Negotiate with profs – help grade assignments, at least look at bibliographies @ end of semester.
Library tours are not a good use of time – self-guided is better (paper is OK if no audio). Give a handout with questions to make sure they did it. Or break them into groups, send them out “write down ten things about it and come back to report.”
Idea – advanced classes. Break into groups, give me x # of things about whatever DB that you didn’t notice previously. (based on 10 things about room that you didn’t ntice when you sat down exercise)
Unexpected things get them to engage – activate their creativity. Group bonding, making connections.
Creativity book: How to be an explorer of the world, Kerri Smith
As them what they do, what do they care about? Give me your name and one quick thing about yourself, one word to describe yourself or an interest you have.
Erialproject.org – IL ethnographic study – 10 methods. Maybe you can’t do the whole thing, just try one method.
Students want to be treated as individuals and respected by their instructors, not treated as kids who don’t know much.
“I do this job because I like students and I want to help them.” Try to keep this in mind, remember what drew you to this job to begin with.
Talk with them informally as they arrive. Tell students something about yourself to reduce anonymity. As their names if it’s small enough. Ask to relate previous interactions with library. <- I do a little of this but need to be more deliberate about it.
No excitement in the teacher, no excitement for the student.
Admit what you don't know, when you're way outside of your subject area. Be real.

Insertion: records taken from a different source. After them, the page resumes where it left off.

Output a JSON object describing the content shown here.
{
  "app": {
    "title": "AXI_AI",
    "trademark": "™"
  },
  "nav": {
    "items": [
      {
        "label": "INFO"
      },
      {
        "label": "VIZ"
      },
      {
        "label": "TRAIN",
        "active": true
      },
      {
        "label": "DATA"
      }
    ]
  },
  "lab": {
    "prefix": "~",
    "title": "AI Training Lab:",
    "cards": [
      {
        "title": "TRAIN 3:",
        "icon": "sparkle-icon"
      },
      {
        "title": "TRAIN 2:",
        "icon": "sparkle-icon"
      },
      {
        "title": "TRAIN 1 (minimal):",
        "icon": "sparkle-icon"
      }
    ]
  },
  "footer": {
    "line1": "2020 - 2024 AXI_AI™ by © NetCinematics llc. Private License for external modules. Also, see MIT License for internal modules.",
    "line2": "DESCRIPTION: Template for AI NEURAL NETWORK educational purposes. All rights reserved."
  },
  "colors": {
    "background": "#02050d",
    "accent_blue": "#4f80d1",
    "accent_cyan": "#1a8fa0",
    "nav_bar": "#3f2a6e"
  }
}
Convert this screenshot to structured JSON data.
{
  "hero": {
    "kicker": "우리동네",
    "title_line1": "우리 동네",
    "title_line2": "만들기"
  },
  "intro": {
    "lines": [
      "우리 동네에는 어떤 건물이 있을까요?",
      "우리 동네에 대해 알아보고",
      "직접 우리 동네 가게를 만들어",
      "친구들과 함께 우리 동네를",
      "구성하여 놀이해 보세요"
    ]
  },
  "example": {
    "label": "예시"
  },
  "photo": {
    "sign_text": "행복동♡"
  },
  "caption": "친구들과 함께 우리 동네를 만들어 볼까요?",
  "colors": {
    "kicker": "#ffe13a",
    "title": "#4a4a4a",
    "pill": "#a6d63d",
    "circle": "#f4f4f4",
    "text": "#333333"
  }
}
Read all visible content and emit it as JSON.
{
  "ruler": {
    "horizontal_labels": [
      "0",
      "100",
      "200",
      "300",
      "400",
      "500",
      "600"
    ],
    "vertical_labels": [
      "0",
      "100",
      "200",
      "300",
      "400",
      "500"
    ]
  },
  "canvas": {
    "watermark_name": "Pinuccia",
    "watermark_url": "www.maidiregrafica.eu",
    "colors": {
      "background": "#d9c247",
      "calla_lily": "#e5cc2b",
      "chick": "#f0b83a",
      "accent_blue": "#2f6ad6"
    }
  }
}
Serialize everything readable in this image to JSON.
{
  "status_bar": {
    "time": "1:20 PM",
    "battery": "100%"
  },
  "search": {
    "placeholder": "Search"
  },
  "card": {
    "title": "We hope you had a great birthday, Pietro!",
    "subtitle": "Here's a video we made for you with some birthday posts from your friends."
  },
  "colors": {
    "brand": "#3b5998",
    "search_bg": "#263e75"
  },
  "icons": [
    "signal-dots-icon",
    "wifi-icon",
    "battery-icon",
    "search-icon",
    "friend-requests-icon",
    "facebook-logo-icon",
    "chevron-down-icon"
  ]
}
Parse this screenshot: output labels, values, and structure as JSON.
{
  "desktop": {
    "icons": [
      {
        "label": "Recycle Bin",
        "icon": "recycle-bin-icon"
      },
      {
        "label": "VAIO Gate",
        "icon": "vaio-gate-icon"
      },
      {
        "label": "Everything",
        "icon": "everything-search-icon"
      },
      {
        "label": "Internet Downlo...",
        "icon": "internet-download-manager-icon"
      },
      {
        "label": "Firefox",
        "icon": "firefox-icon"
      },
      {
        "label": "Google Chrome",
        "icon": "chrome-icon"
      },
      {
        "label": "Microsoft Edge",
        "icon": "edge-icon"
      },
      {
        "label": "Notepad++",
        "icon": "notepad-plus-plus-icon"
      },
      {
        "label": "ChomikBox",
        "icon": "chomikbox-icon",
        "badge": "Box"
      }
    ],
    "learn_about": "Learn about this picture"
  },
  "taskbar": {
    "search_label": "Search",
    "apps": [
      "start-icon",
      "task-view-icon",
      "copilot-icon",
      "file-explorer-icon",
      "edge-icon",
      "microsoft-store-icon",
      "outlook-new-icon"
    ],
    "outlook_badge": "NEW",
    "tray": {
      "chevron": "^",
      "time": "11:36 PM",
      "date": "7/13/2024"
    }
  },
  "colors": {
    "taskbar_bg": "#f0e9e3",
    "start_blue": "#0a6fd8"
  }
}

Be you, but bigger. It's your time, you should own it.
Develop your presentation skills.
Prepare – ID purpose. Project yourself – how you look, move, sound. Pace – Mix it up, have them participate. Punch – start with one, and end powerfully. Engage – passion, proximity, play. Look at the TED Commandments.
This session has been pretty good but I really wish more if it were applicable to one-shot sessions. Definitely some good takeaways, but some of these things are really more suited to for-credit, and there were very few of us in the room doing those (they heard from every one of us at the start!).
Be human. Provide contact info! Leave “baggage” at the door. Learn from mistakes but don’t get hampered down by bad experiences. Don’t get stuck behind the computer. Remember, less is more. Find out what they already know.
Re: contact info – give them specific examples of questions they can ask you. Not sure which database to start with? Can’t remember where I said to find some info you need? Trying what I show you but coming up with nothing or not enough?
Char Booth’s book (Reflective Teaching, Effective Learning) – they say it’s great. Char says: never assume that b/c it’s relevant to you, it’s relevant to students. “What in it for me” principle.